À l'inverse, la plateforme de vidéos en ligne iQiyi pousse ses feux : elle a avancé son programme de diffusion de films pour répondre à la demande des Chinois confinés chez eux.
Le marché chinois vital pour Hollywood
La fréquentation des salles obscures a explosé depuis une décennie : les ventes de billets en Chine (qui compte plus de 60.000 écrans) totalisaient l'an dernier 9,2 milliards de dollars, contre 1,5 milliard en 2010. La Chine était donc en bonne voie de détrôner en 2020 les États-Unis comme premier marché mondial en termes de box office. Espoir ruiné par l'épidémie.
L'onde de choc est mondiale : le vaste marché chinois est devenu vital pour les superproductions hollywoodiennes - et un tiers des recettes en Chine est généré par des films étrangers. Disney pouvait espérer y remporter un succès colossal au printemps avec son nouveau film Mulan, une production à 200 millions de dollars racontant les aventures d'une jeune Chinoise déguisée en soldat.
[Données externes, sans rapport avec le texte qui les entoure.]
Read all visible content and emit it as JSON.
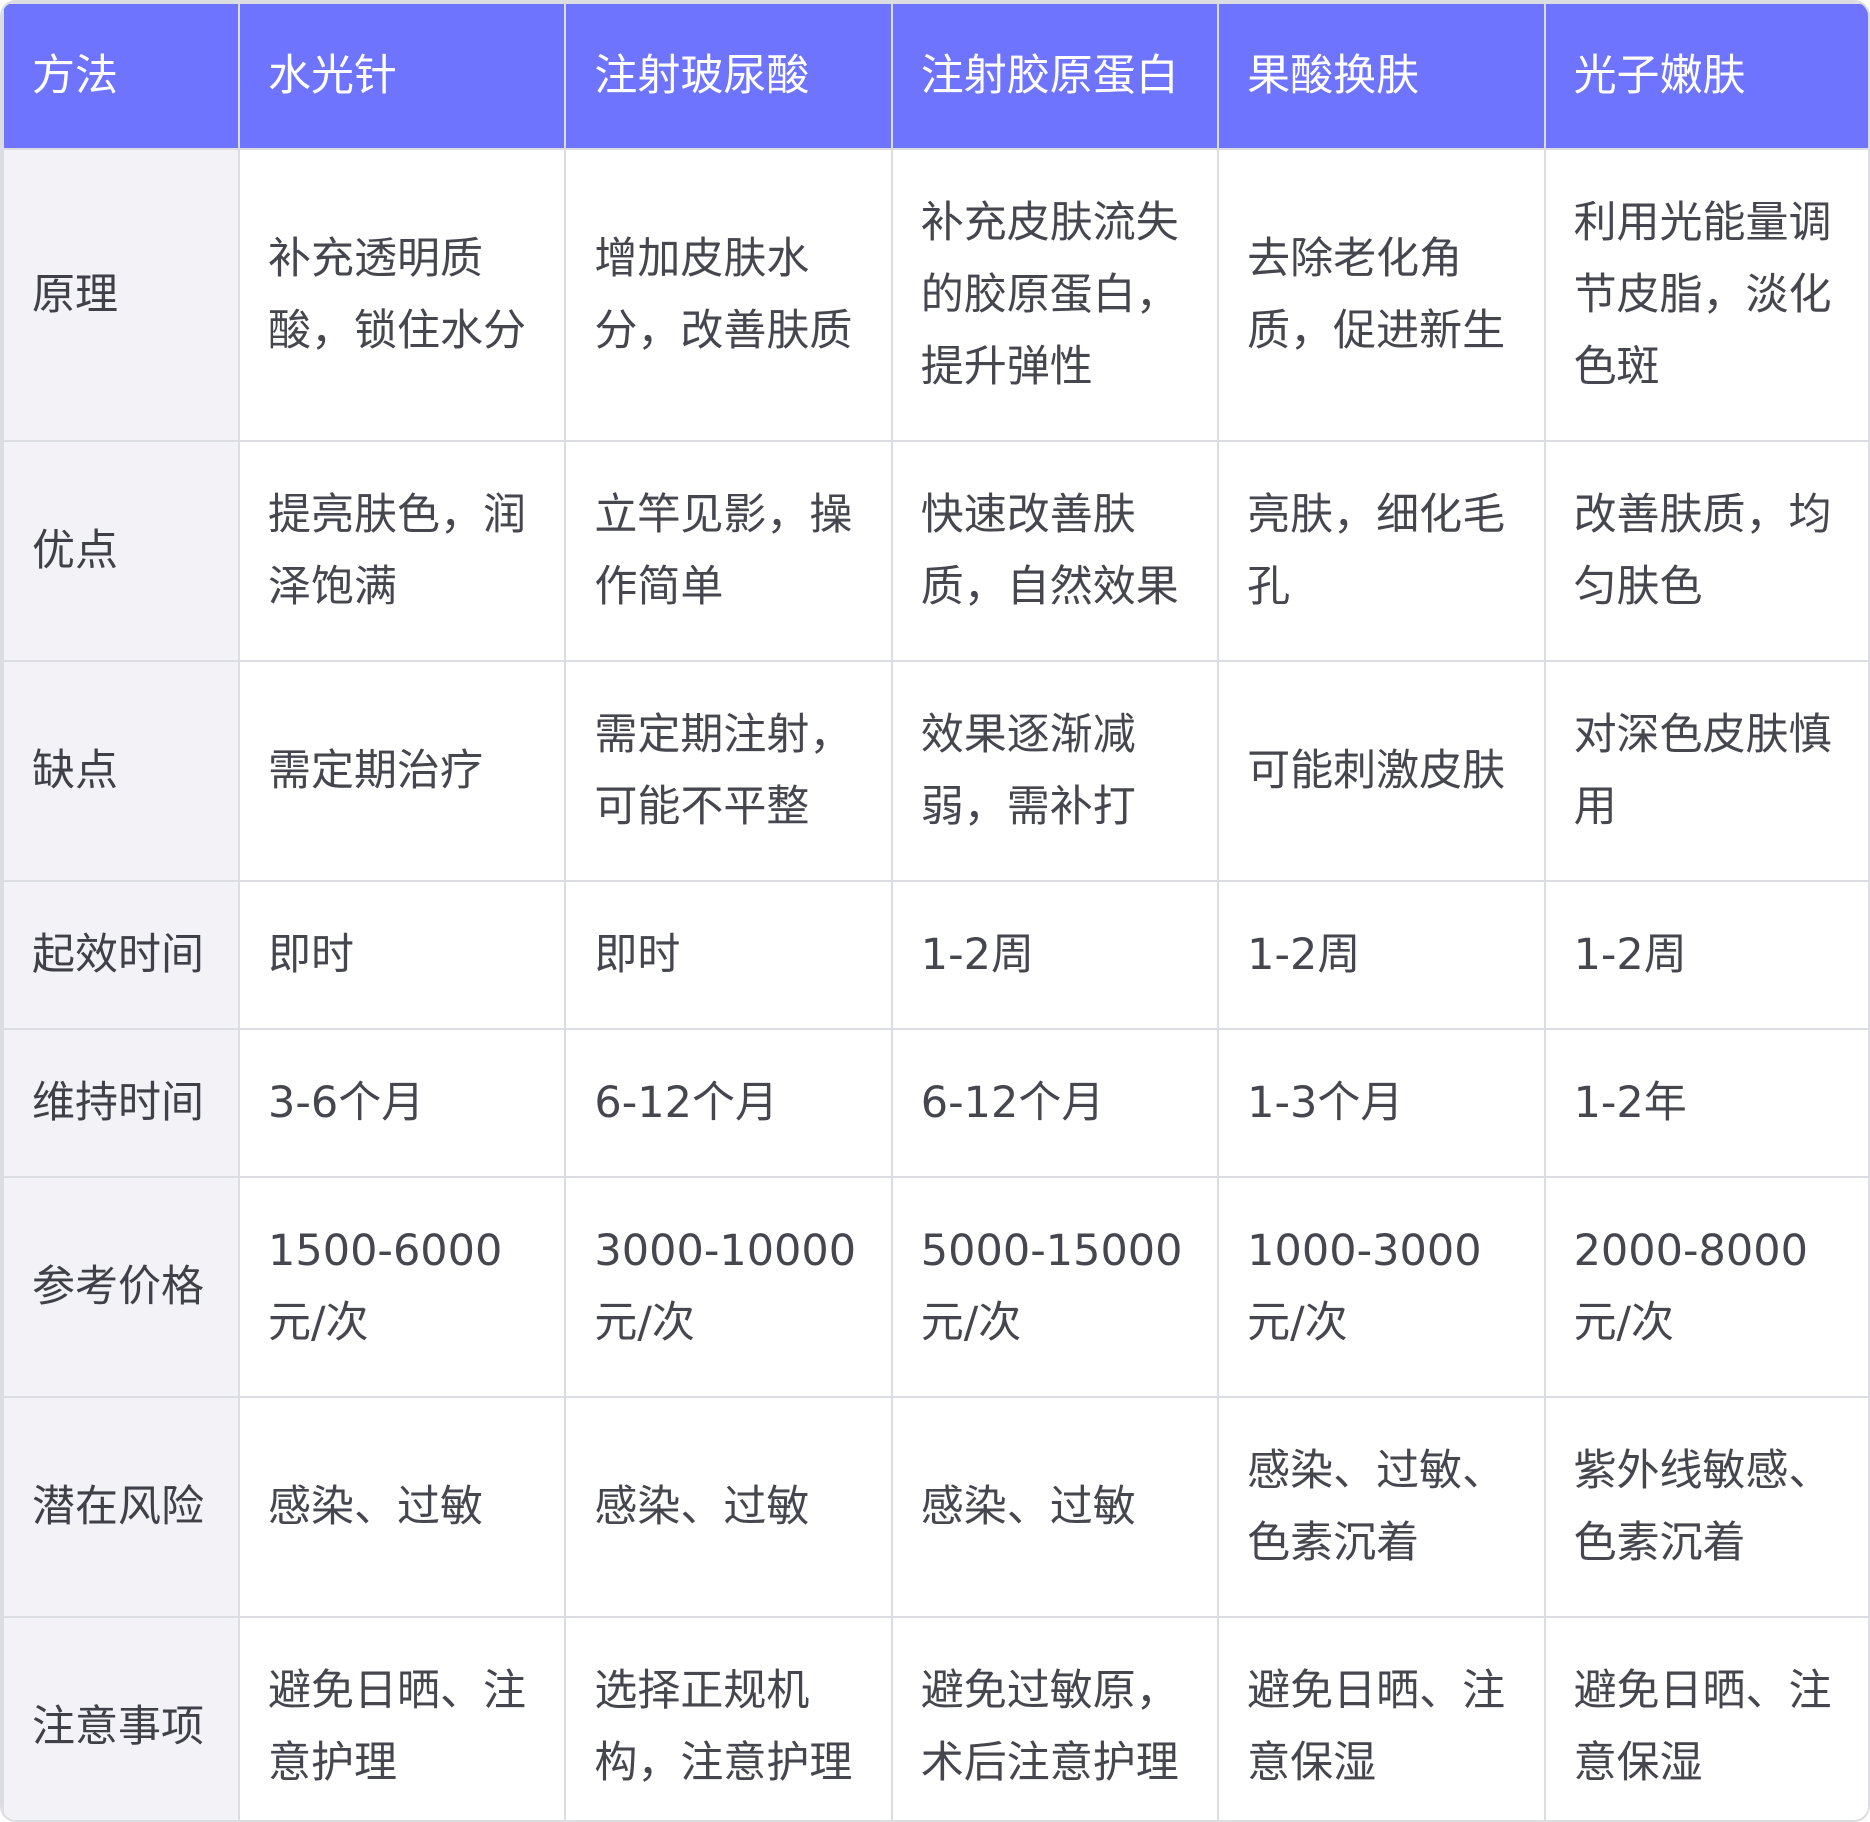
{
  "table": {
    "headers": [
      "方法",
      "水光针",
      "注射玻尿酸",
      "注射胶原蛋白",
      "果酸换肤",
      "光子嫩肤"
    ],
    "rows": [
      {
        "label": "原理",
        "cells": [
          "补充透明质酸，锁住水分",
          "增加皮肤水分，改善肤质",
          "补充皮肤流失的胶原蛋白，提升弹性",
          "去除老化角质，促进新生",
          "利用光能量调节皮脂，淡化色斑"
        ]
      },
      {
        "label": "优点",
        "cells": [
          "提亮肤色，润泽饱满",
          "立竿见影，操作简单",
          "快速改善肤质，自然效果",
          "亮肤，细化毛孔",
          "改善肤质，均匀肤色"
        ]
      },
      {
        "label": "缺点",
        "cells": [
          "需定期治疗",
          "需定期注射，可能不平整",
          "效果逐渐减弱，需补打",
          "可能刺激皮肤",
          "对深色皮肤慎用"
        ]
      },
      {
        "label": "起效时间",
        "cells": [
          "即时",
          "即时",
          "1-2周",
          "1-2周",
          "1-2周"
        ]
      },
      {
        "label": "维持时间",
        "cells": [
          "3-6个月",
          "6-12个月",
          "6-12个月",
          "1-3个月",
          "1-2年"
        ]
      },
      {
        "label": "参考价格",
        "cells": [
          "1500-6000元/次",
          "3000-10000元/次",
          "5000-15000元/次",
          "1000-3000元/次",
          "2000-8000元/次"
        ]
      },
      {
        "label": "潜在风险",
        "cells": [
          "感染、过敏",
          "感染、过敏",
          "感染、过敏",
          "感染、过敏、色素沉着",
          "紫外线敏感、色素沉着"
        ]
      },
      {
        "label": "注意事项",
        "cells": [
          "避免日晒、注意护理",
          "选择正规机构，注意护理",
          "避免过敏原，术后注意护理",
          "避免日晒、注意保湿",
          "避免日晒、注意保湿"
        ]
      }
    ]
  }
}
Mais le géant américain, déjà affecté par la fermeture de ses parcs d'attraction à Hong Kong et Shanghai, a reconnu ignorer quand il pourrait finalement diffuser Mulan.
Autre victime, l'exploitant de salles et distributeur Imax Corp., basé au Canada : son manque à gagner pourrait dépasser 60 millions de dollars. Il a assuré dans un communiqué miser sur des sorties de films reportées plus tard en 2020 et sur une demande de divertissement "toujours élevée".
Reste à voir quand les cinémas seront finalement autorisés à rouvrir... et s'ils ne restent pas durablement boudés par des spectateurs traumatisés par l'épidémie.